L’Exécutif a déjà assumé la création d’un instrument de capitalisation…

Le Plan de Relance et de Résilience fait référence, à cet égard, à la création d’un instrument de capitalisation pour lutter contre le grave épuisement des fonds propres du tissu économique portugais, notamment dans les petites et moyennes entreprises. Mais rien n’est précisé, précisément, sur cet instrument.

Eh bien, le mois de septembre approche et les entreprises ont besoin d’en savoir beaucoup plus que cela, afin d’avoir un minimum de prévisibilité sur leur avenir et les possibilités de construire des stratégies de relance et d’aller de l’avant avec elles.

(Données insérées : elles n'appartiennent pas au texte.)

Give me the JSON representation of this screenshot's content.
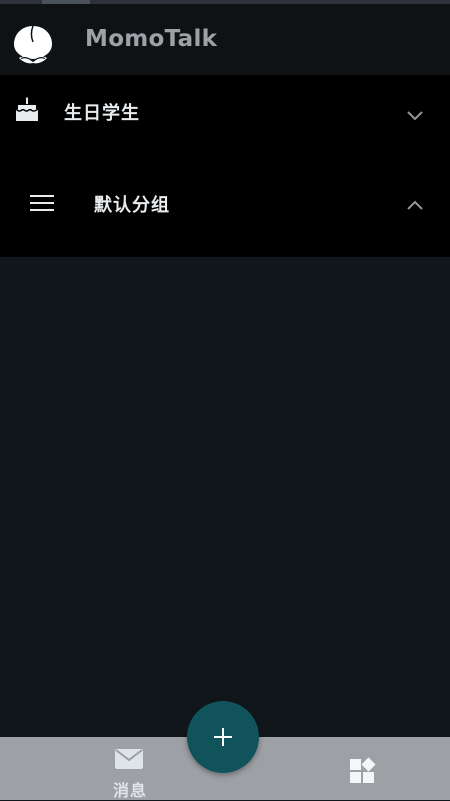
{
  "app": {
    "title": "MomoTalk",
    "logo_icon": "peach-icon"
  },
  "groups": [
    {
      "label": "生日学生",
      "icon": "cake-icon",
      "state_icon": "chevron-down-icon"
    },
    {
      "label": "默认分组",
      "icon": "menu-icon",
      "state_icon": "chevron-up-icon"
    }
  ],
  "fab": {
    "icon": "plus-icon",
    "color": "#10535a"
  },
  "bottom_nav": {
    "messages_label": "消息",
    "messages_icon": "mail-icon",
    "apps_icon": "apps-icon",
    "bar_color": "#9da0a4"
  },
  "colors": {
    "background": "#10161a",
    "panel": "#000000",
    "header": "#0f1215"
  }
}
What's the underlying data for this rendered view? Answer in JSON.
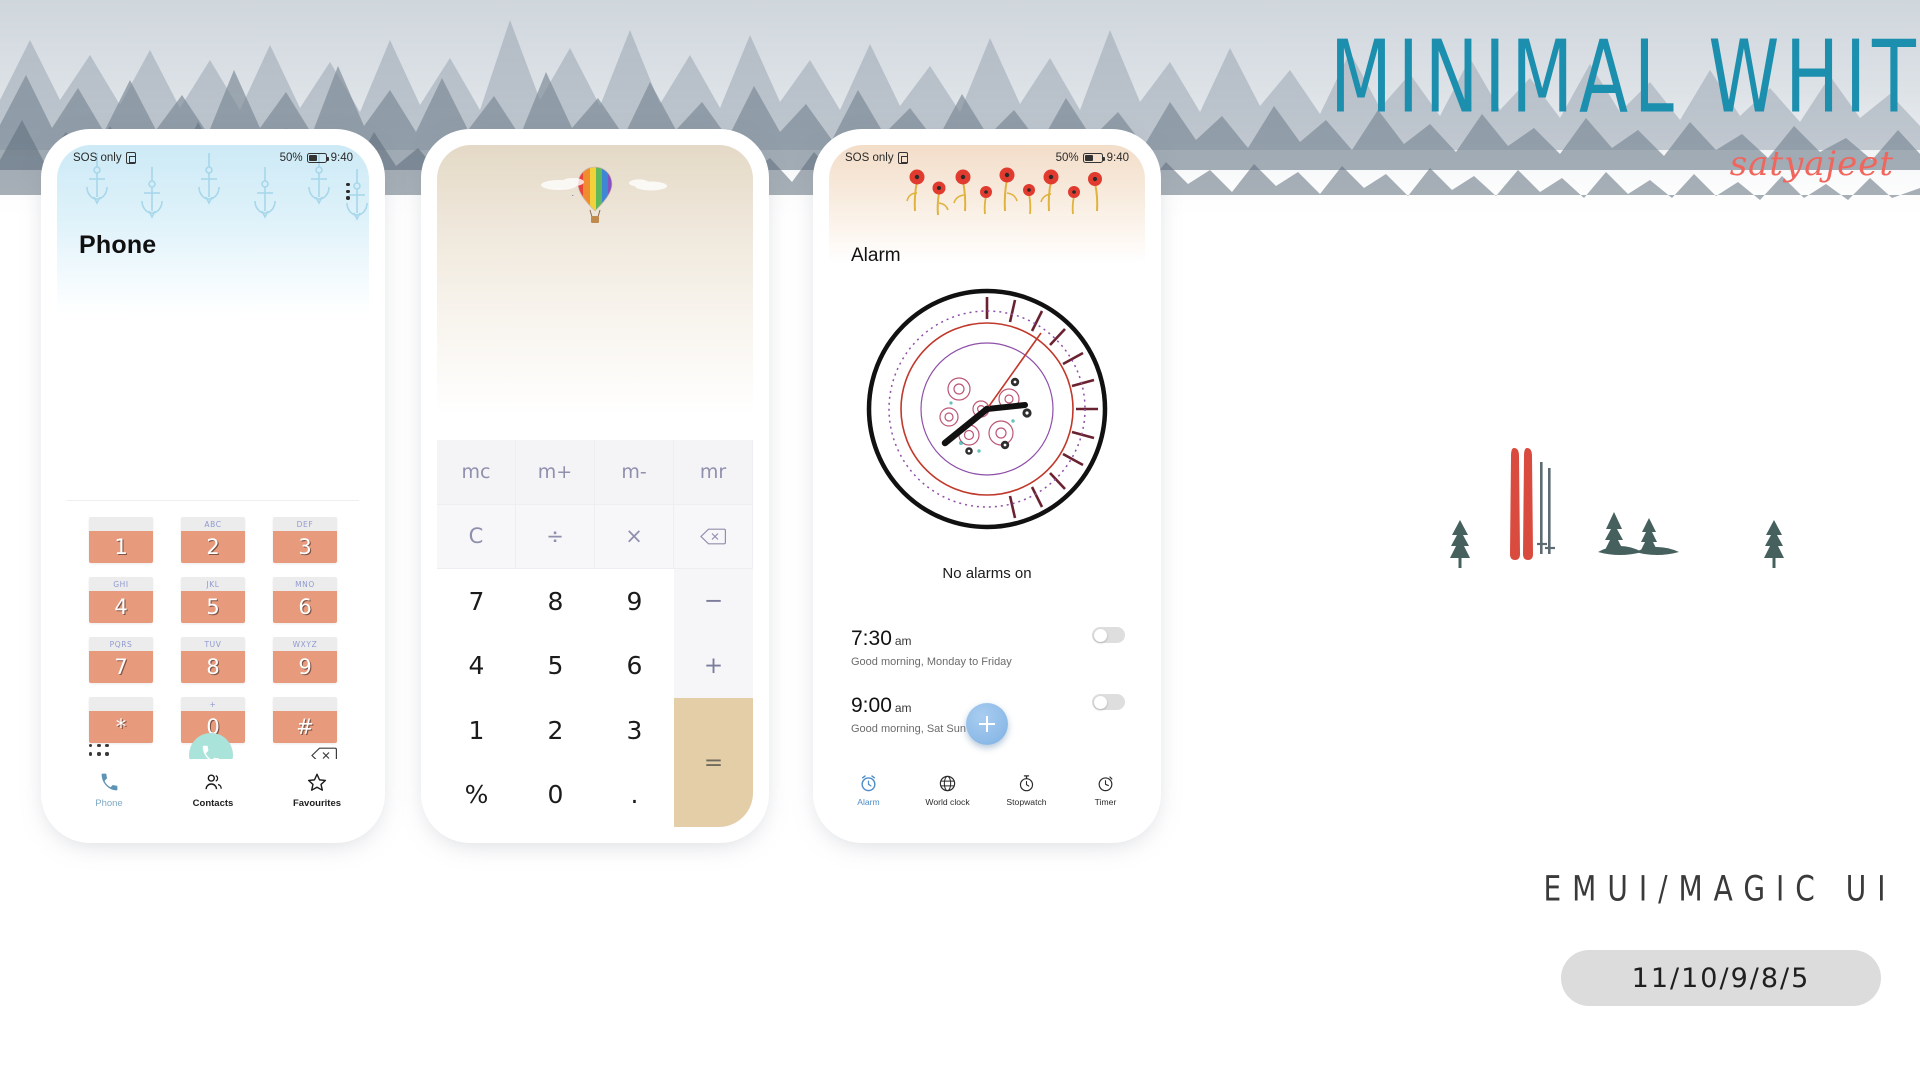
{
  "brand": {
    "title": "MINIMAL WHITE",
    "author": "satyajeet"
  },
  "footer": {
    "platform": "EMUI/MAGIC UI",
    "versions": "11/10/9/8/5"
  },
  "colors": {
    "brand_teal": "#1d8fae",
    "author_coral": "#f0655c",
    "dial_key": "#e89a7d",
    "call_button": "#a9e3da",
    "equals_key": "#e3cea8",
    "fab_blue": "#7fb1e3",
    "active_tab_blue": "#7fa8c4"
  },
  "phone_app": {
    "status": {
      "carrier": "SOS only",
      "battery_pct": "50%",
      "time": "9:40"
    },
    "title": "Phone",
    "keys": [
      {
        "num": "1",
        "letters": ""
      },
      {
        "num": "2",
        "letters": "ABC"
      },
      {
        "num": "3",
        "letters": "DEF"
      },
      {
        "num": "4",
        "letters": "GHI"
      },
      {
        "num": "5",
        "letters": "JKL"
      },
      {
        "num": "6",
        "letters": "MNO"
      },
      {
        "num": "7",
        "letters": "PQRS"
      },
      {
        "num": "8",
        "letters": "TUV"
      },
      {
        "num": "9",
        "letters": "WXYZ"
      },
      {
        "num": "*",
        "letters": ""
      },
      {
        "num": "0",
        "letters": "+"
      },
      {
        "num": "#",
        "letters": ""
      }
    ],
    "tabs": [
      {
        "label": "Phone",
        "icon": "phone-icon",
        "active": true
      },
      {
        "label": "Contacts",
        "icon": "contacts-icon",
        "active": false
      },
      {
        "label": "Favourites",
        "icon": "star-icon",
        "active": false
      }
    ]
  },
  "calculator_app": {
    "rows": [
      [
        {
          "l": "mc",
          "t": "mem"
        },
        {
          "l": "m+",
          "t": "mem"
        },
        {
          "l": "m-",
          "t": "mem"
        },
        {
          "l": "mr",
          "t": "mem"
        }
      ],
      [
        {
          "l": "C",
          "t": "op"
        },
        {
          "l": "÷",
          "t": "op"
        },
        {
          "l": "×",
          "t": "op"
        },
        {
          "l": "backspace-icon",
          "t": "op-icon"
        }
      ],
      [
        {
          "l": "7",
          "t": "num"
        },
        {
          "l": "8",
          "t": "num"
        },
        {
          "l": "9",
          "t": "num"
        },
        {
          "l": "−",
          "t": "side"
        }
      ],
      [
        {
          "l": "4",
          "t": "num"
        },
        {
          "l": "5",
          "t": "num"
        },
        {
          "l": "6",
          "t": "num"
        },
        {
          "l": "+",
          "t": "side"
        }
      ],
      [
        {
          "l": "1",
          "t": "num"
        },
        {
          "l": "2",
          "t": "num"
        },
        {
          "l": "3",
          "t": "num"
        },
        {
          "l": "=",
          "t": "eq"
        }
      ],
      [
        {
          "l": "%",
          "t": "num"
        },
        {
          "l": "0",
          "t": "num"
        },
        {
          "l": ".",
          "t": "num"
        }
      ]
    ]
  },
  "alarm_app": {
    "status": {
      "carrier": "SOS only",
      "battery_pct": "50%",
      "time": "9:40"
    },
    "title": "Alarm",
    "status_text": "No alarms on",
    "alarms": [
      {
        "time": "7:30",
        "meridiem": "am",
        "desc": "Good morning, Monday to Friday",
        "on": false
      },
      {
        "time": "9:00",
        "meridiem": "am",
        "desc": "Good morning, Sat Sun",
        "on": false
      }
    ],
    "add_label": "+",
    "tabs": [
      {
        "label": "Alarm",
        "icon": "alarm-clock-icon",
        "active": true
      },
      {
        "label": "World clock",
        "icon": "globe-icon",
        "active": false
      },
      {
        "label": "Stopwatch",
        "icon": "stopwatch-icon",
        "active": false
      },
      {
        "label": "Timer",
        "icon": "timer-icon",
        "active": false
      }
    ]
  }
}
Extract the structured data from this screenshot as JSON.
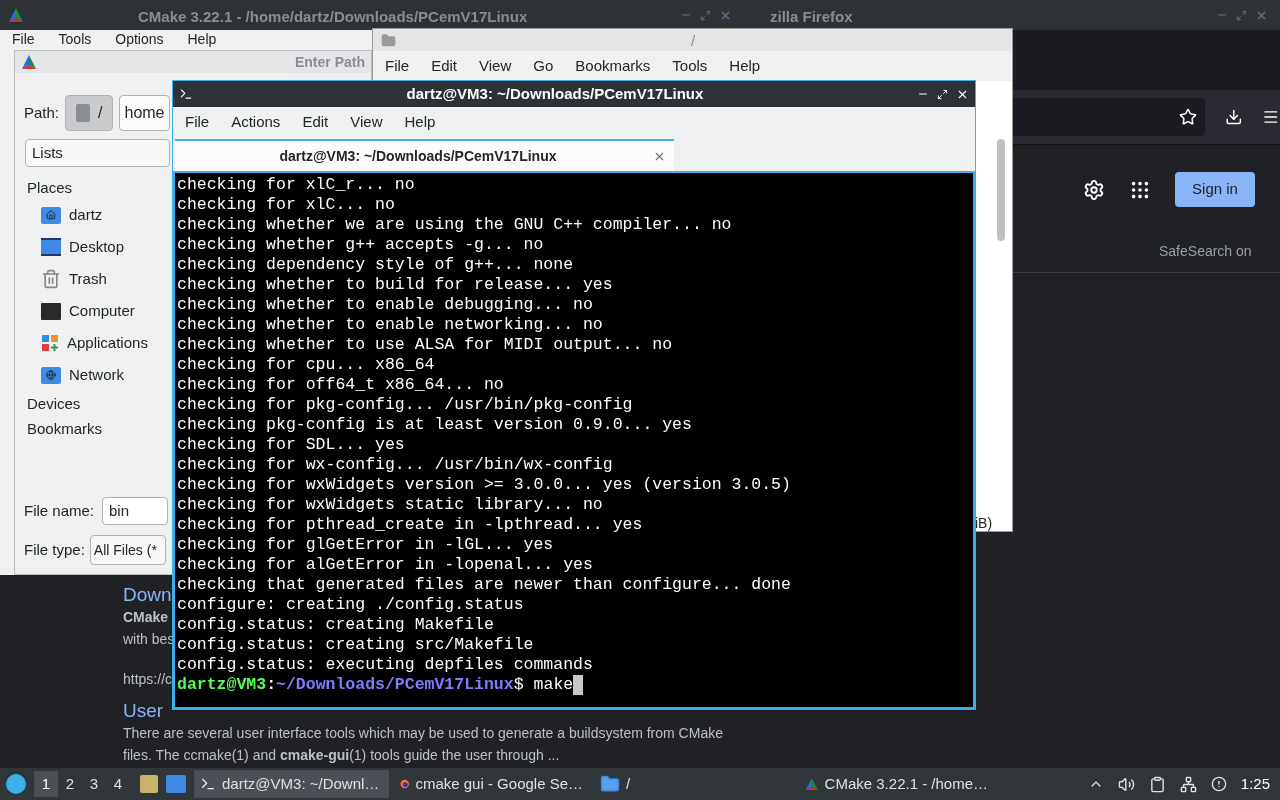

Jusqu’à la fin de son mandat, le ministre a supposé poursuivre la transition progressive des mesures d’urgence actuelles vers des politiques de relance de la croissance, sans perdre de vue la nécessité de reprendre le chemin de finances publiques soutenables à moyen terme.

Et comment voyez-vous l’enjeu de concilier le stimulus de la croissance économique et l’objectif d’avoir les bons comptes ?

Si concilier relance de la croissance et soutenabilité des finances publiques, en soi, n’est jamais une tâche facile, il sera plus difficile d’y parvenir dans un cadre européen encore loin d’être clarifié et dans un cadre parlementaire où l’obtention des les majorités nécessaires n’est pas toujours possible.

L’enjeu sera de trouver, dans la bissectrice des pressions de signe opposé, l’espace d’une politique budgétaire adéquate, vers une croissance économique plus robuste et durable.